Credit Suisse executives could be probed and disciplined over how they ran the bank in the run-up to its collapse and subsequent rescue by rival UBS, according to the president of Switzerland's financial regulator.

"We are not a criminal authority, but we are looking into the relevant possibilities," Marlene Amstad told local newspaper NZZ am Sonntag, when asked whether FINMA would hold Credit Suisse managers to account for the failure.

Amstad's comments came one week after FINMA and the Swiss government brokered a deal for UBS to take over the 167-year-old Swiss bank for 3 billion francs ($3.3 billion).

Credit Suisse's Zurich-listed shares plummeted 93% between the start of 2021 and last Sunday and currently trade at UBS's agreed takeover price of 0.76 francs ($0.83).

The Swiss banking giant was implicated in several high-profile scandals over that period. It took massive losses from the collapse of its clients Archegos Capital Management and Greensill Capital in 2021, and it was fined $2 million for laundering cocaine cash for Bulgarian criminals last year.
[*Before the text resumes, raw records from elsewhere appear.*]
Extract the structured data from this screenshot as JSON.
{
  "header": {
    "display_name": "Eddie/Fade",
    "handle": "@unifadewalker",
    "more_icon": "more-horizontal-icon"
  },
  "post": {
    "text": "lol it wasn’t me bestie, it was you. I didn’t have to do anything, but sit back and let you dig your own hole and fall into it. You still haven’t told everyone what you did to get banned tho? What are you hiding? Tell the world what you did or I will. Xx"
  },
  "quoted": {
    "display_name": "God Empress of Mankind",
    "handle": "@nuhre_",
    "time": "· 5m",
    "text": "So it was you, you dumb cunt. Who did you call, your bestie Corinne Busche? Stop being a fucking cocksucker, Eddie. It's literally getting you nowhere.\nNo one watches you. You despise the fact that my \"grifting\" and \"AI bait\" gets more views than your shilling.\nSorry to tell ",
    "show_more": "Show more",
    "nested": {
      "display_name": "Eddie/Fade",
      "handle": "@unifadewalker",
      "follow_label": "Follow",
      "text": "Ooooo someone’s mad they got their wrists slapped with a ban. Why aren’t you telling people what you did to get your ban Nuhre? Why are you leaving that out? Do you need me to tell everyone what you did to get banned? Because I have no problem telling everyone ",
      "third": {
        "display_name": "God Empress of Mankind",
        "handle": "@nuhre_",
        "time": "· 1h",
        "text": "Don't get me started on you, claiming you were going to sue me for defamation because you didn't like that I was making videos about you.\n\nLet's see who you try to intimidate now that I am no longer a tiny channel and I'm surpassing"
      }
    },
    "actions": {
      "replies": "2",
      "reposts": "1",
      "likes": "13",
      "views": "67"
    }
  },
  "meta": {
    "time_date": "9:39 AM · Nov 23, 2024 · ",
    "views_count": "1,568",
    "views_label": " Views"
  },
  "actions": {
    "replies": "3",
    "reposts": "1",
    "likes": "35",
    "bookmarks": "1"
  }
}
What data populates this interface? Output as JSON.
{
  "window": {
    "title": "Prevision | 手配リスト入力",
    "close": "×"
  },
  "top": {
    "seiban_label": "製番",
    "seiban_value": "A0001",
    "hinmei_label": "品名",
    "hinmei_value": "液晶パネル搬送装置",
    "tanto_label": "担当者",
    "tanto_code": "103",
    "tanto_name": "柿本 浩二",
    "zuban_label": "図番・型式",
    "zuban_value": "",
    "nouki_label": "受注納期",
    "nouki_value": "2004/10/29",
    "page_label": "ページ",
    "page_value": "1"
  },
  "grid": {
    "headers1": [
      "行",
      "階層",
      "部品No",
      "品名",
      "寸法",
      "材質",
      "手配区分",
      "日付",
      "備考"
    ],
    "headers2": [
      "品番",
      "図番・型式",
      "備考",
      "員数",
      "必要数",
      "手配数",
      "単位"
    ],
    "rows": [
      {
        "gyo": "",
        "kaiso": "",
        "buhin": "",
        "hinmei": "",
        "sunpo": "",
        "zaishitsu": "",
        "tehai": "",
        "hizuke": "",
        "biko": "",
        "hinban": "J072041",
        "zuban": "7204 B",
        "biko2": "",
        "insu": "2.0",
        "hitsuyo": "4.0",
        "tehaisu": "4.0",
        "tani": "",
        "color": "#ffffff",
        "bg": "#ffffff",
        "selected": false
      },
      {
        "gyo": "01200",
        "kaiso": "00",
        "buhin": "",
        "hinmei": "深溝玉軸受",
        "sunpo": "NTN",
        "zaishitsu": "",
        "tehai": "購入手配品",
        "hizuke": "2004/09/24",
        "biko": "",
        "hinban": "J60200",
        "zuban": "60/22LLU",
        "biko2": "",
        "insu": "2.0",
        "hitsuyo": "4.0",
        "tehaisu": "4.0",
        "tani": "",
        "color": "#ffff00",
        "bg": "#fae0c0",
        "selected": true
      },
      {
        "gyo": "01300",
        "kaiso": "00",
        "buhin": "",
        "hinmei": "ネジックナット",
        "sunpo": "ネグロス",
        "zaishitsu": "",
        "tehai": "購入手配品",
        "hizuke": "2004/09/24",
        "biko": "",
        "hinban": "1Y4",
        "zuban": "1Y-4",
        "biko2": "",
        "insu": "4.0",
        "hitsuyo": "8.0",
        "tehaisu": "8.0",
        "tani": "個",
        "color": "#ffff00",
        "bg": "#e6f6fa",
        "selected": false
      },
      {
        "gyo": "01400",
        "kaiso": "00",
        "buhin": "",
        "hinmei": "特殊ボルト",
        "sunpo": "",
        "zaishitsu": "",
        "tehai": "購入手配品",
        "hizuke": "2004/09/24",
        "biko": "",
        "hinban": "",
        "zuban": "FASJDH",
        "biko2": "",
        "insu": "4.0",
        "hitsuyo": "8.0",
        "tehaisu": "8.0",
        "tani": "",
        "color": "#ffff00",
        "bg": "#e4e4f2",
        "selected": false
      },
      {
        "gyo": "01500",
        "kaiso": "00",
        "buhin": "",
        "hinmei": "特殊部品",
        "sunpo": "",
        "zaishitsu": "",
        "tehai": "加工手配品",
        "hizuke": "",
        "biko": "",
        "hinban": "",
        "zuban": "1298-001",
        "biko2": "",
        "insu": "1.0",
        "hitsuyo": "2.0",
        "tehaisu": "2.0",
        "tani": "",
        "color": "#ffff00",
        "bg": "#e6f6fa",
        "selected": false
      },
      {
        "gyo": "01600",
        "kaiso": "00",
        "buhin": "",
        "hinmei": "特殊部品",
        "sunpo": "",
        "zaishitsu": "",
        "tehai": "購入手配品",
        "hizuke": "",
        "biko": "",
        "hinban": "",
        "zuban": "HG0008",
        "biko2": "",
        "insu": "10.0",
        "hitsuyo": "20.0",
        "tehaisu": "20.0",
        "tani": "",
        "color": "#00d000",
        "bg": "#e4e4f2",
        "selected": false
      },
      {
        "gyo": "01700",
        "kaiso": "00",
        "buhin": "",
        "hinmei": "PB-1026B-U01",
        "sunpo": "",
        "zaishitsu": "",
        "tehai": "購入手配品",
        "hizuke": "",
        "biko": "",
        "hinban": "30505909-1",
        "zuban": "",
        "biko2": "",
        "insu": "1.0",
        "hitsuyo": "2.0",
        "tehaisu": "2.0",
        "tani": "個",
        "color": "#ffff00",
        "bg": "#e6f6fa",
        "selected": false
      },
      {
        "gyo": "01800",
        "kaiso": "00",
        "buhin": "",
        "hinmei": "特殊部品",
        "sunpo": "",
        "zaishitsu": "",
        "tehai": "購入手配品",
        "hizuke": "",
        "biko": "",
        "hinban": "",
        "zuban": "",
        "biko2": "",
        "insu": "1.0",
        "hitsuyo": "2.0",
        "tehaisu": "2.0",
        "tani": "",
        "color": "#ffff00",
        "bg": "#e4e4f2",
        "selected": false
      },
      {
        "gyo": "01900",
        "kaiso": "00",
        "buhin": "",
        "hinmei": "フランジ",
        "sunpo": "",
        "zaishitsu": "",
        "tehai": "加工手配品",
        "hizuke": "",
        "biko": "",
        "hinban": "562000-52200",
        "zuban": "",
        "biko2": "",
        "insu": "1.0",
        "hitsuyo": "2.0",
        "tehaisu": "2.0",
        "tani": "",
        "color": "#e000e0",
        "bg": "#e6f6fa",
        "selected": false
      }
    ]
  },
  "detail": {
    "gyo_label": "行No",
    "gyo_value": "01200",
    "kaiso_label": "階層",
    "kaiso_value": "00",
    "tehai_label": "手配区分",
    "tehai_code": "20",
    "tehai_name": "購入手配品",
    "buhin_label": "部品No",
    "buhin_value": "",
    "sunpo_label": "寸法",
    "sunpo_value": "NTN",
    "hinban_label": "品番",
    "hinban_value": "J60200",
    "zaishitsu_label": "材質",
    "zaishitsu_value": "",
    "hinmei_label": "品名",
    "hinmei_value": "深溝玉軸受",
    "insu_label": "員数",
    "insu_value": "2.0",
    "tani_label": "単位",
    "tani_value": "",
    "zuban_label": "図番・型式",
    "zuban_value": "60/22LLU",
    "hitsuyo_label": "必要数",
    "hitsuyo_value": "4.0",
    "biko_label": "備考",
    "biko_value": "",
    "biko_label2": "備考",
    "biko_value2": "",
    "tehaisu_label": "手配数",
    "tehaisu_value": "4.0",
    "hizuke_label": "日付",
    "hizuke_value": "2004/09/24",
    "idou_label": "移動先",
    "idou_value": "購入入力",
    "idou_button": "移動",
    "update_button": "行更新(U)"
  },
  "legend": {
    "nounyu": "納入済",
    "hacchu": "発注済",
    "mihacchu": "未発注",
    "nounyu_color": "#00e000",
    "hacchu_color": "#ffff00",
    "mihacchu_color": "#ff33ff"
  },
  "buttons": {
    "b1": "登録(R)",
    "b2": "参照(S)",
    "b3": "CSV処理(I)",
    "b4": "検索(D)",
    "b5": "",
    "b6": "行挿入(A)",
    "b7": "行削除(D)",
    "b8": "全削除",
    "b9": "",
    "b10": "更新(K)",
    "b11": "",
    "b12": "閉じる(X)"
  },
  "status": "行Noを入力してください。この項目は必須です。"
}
"CS had a cultural problem that translated into a lack of accountability," Amstad said in the NZZ am Sonntag interview published Sunday. "Often it was not clear who was responsible for what."

"This favored a negligent handling of risks," she added.

FINMA's president defended the regulator's high-profile decision to mark down the value of Credit Suisse's Additional Tier 1 bonds to zero in the aftermath of the bank's collapse.

AT1s are hybrid bonds that a bank can convert into shares if its financial health falls below a certain level. FINMA said last week it would write the value of Credit Suisse's AT1s down to zero, effectively wiping out assets worth 16 trillion Swiss francs ($17 billion) overnight.

That sparked outrage among bondholders, some of whom say they are now considering legal action against the financial watchdog. But Amstad pointed out that the fine print in the bonds' contracts had granted FINMA the power to wipe them out in extraordinary circumstances.

"The AT1 instruments contractually provide that they will be fully written off in the case of a trigger event, in particular the granting of extraordinary government support," she said.

"The instruments were created precisely for such situations," Amstad added.